In our group classes, you have the option to have a Listening Partner or two. You may wonder – what’s a listening partner? And why would I want to have one? Listening partners are the brainchild of Patty Wipfler from Hand in Hand Parenting, where parents trade listening time to receive emotional support for their parenting journey.
I first had a listening partner in 2013, and I noticed how it helped me not just as a parent, but in every area of my life. This past year, I’ve been a part of a listening partner small group that meets every week. Once again, I notice how much this emotional support helps and nurtures me.
This year we’ve begun offering listening partners in our classes because I’ve found that listening partnerships can help heal painful patterns with food. What makes a listening partnership unique is that there’s no advice or guidance offered – it’s simply a regular space where you can be listened to with warmth, curiosity, and presence.
We are all so hungry for emotional support! Therapy can do this and is super valuable, but we often need something more than therapy, coaching, advice and guidance.
This is especially true if we spend much of our days in giving or serving roles like parenting, caring for elderly parents or relatives, nursing or doctoring, caring for/teaching children, social work, counseling, ministry and social advocacy.
We need lots of emotional support to do these things well! We need places where we can regularly let down and receive rather than give care, to feel as well cared for as we care for others. I often notice that there’s a correlation between this lack of being cared for and the ways we care for ourselves with food.
Listening partners have other benefits besides this wellspring of emotional nourishment. They support us by connecting us to our inner wisdom, encouraging co-regulation with others, and easing feelings of isolation. The support of others is often what makes the difference to be able to face the pain we carry in our bodies, hearts and minds.
I’ve seen how this support can ease an overreliance on food for emotional support and care and soften the feelings of isolation and loneliness that often accompany these tender protectors.
Earlier this year in the Listen class, people had the option of having a listening partner or small group. Several people shared their experiences with their listening partners and how helpful it was for them – and many are continuing to meet even after the class has ended.
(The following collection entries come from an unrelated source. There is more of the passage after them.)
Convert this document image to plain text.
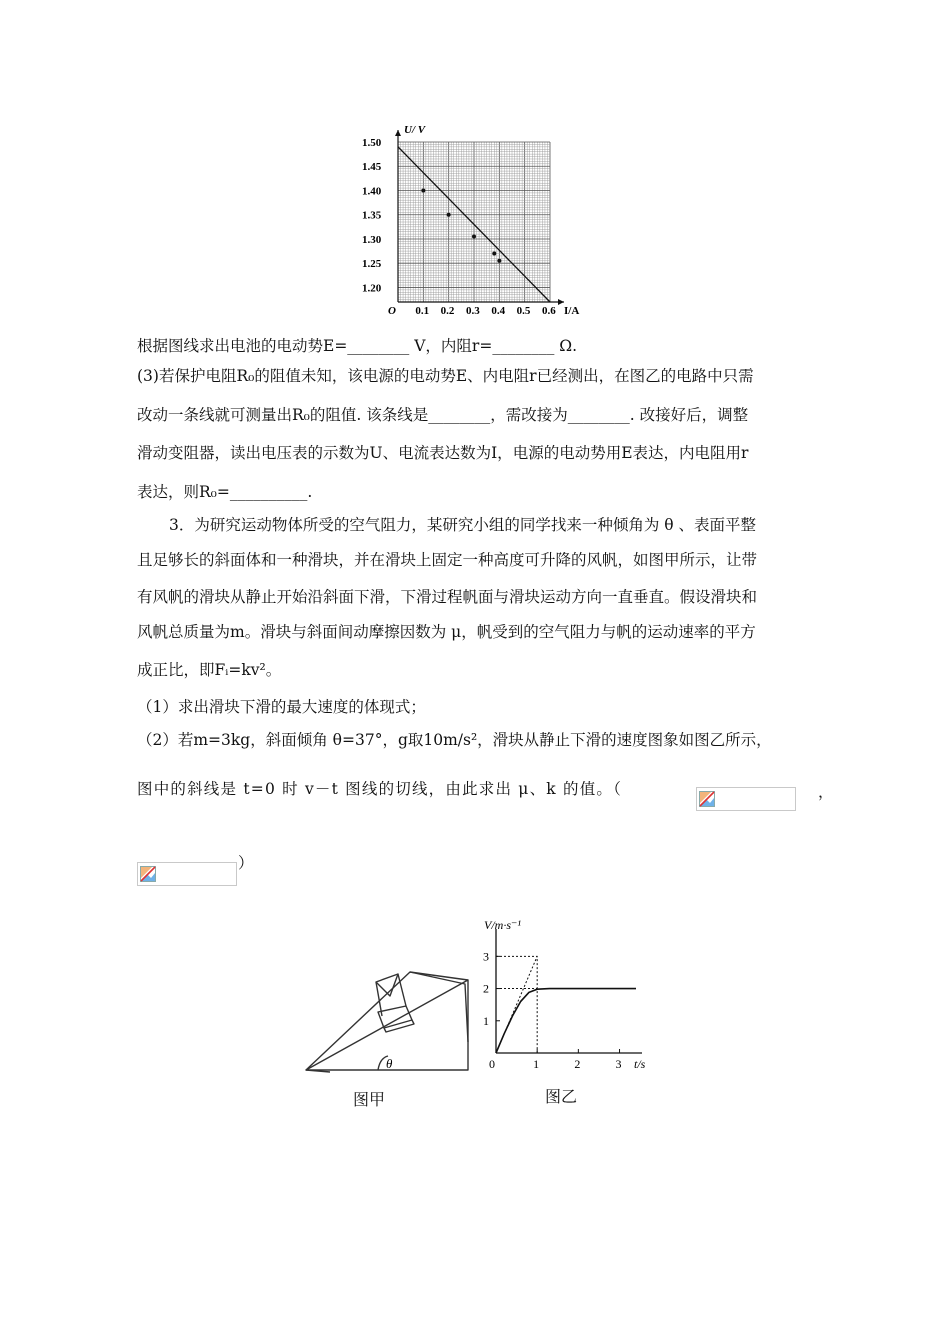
0.1 0.2 0.3 0.4 0.5 0.6
1.50
1.45
1.40
1.35
1.30
1.25
1.20
U/ V
O	I/A
根据图线求出电池的电动势E=________ V，内阻r=________ Ω.
(3)若保护电阻R₀的阻值未知，该电源的电动势E、内电阻r已经测出，在图乙的电路中只需
改动一条线就可测量出R₀的阻值. 该条线是________，需改接为________. 改接好后，调整
滑动变阻器，读出电压表的示数为U、电流表达数为I，电源的电动势用E表达，内电阻用r
表达，则R₀=__________.
3．为研究运动物体所受的空气阻力，某研究小组的同学找来一种倾角为 θ 、表面平整
且足够长的斜面体和一种滑块，并在滑块上固定一种高度可升降的风帆，如图甲所示，让带
有风帆的滑块从静止开始沿斜面下滑，下滑过程帆面与滑块运动方向一直垂直。假设滑块和
风帆总质量为m。滑块与斜面间动摩擦因数为 μ，帆受到的空气阻力与帆的运动速率的平方
成正比，即Fᵢ=kv²。
（1）求出滑块下滑的最大速度的体现式；
（2）若m=3kg，斜面倾角 θ=37°，g取10m/s²，滑块从静止下滑的速度图象如图乙所示，
图中的斜线是 t=0 时 v－t 图线的切线，由此求出 μ、k 的值。（	，
）
θ	1	2	3
1
2
3
V/m·s⁻¹
0	t/s
图甲	图乙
People talked about how much compassion they felt as they listened to others – and how this compassion for others overflowed and deepened their compassion for themselves.
I’m so happy that they’re receiving this kind of help and support, and I wish this support for everyone. So in When Food is Your Mother and our other classes, you’ll also have the option to have a listening partner or small group.
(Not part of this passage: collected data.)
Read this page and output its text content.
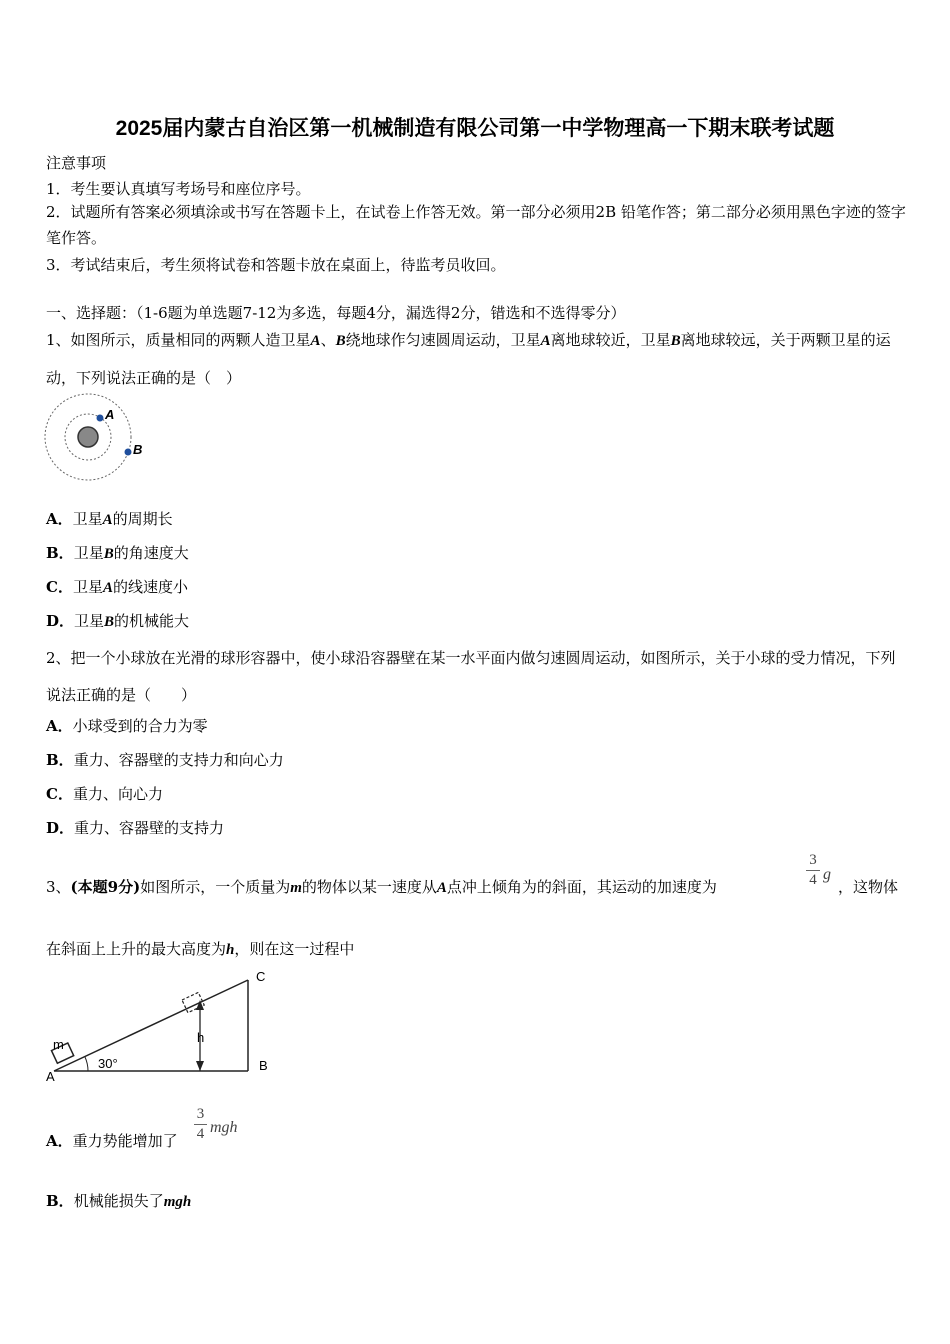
2025届内蒙古自治区第一机械制造有限公司第一中学物理高一下期末联考试题
注意事项
1．考生要认真填写考场号和座位序号。
2．试题所有答案必须填涂或书写在答题卡上，在试卷上作答无效。第一部分必须用2B 铅笔作答；第二部分必须用黑色字迹的签字笔作答。
3．考试结束后，考生须将试卷和答题卡放在桌面上，待监考员收回。
一、选择题：（1-6题为单选题7-12为多选，每题4分，漏选得2分，错选和不选得零分）
1、如图所示，质量相同的两颗人造卫星A、B绕地球作匀速圆周运动，卫星A离地球较近，卫星B离地球较远，关于两颗卫星的运动，下列说法正确的是（　）
A
B
A．卫星A的周期长
B．卫星B的角速度大
C．卫星A的线速度小
D．卫星B的机械能大
2、把一个小球放在光滑的球形容器中，使小球沿容器壁在某一水平面内做匀速圆周运动，如图所示，关于小球的受力情况，下列说法正确的是（　　）
A．小球受到的合力为零
B．重力、容器壁的支持力和向心力
C．重力、向心力
D．重力、容器壁的支持力
3、(本题9分)如图所示，一个质量为m的物体以某一速度从A点冲上倾角为的斜面，其运动的加速度为
3
4 g
，这物体
在斜面上上升的最大高度为h，则在这一过程中
m
A
B
C
h
30°
A．重力势能增加了
3
4 mgh
B．机械能损失了mgh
Being compassionate with ourselves is often the hardest compassion to experience. It’s one of the reasons why journeying with a group is so precious – we find we’re not alone. And in each other’s eyes, we come home to ourselves.
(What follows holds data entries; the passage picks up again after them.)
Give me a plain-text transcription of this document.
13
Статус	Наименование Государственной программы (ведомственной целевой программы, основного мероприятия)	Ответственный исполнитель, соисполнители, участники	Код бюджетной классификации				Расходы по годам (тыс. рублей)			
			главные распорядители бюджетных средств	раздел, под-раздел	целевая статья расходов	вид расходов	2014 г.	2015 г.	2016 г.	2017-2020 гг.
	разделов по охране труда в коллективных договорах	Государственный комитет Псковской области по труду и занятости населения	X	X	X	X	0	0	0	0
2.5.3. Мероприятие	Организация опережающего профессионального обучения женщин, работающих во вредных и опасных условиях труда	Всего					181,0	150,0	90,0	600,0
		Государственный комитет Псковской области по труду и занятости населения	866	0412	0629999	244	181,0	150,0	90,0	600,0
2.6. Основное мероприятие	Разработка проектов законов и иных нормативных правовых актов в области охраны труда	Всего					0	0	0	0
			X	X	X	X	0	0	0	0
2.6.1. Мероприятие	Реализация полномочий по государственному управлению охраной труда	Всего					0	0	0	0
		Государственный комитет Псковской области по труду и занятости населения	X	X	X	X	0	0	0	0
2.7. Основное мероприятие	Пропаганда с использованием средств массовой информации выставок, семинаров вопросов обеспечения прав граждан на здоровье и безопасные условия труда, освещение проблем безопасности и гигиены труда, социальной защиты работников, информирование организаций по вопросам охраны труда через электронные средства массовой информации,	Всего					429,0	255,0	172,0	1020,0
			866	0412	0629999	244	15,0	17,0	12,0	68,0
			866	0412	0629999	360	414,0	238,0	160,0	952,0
I’ll close with this poem by the Persian mystic Hafiz, for it speaks to me of the promise of this connection.
With that Moon Language
Admit something:
Everyone you see, you say to them, “love me”
of course you do not do this out loud,
otherwise someone would call the cops.
Still though, think about this, this great pull in us to connect.
why not become the one who lives with a full moon in each eye
that is always saying,
with that sweet moon language,
What every other eye in this world is dying to hear?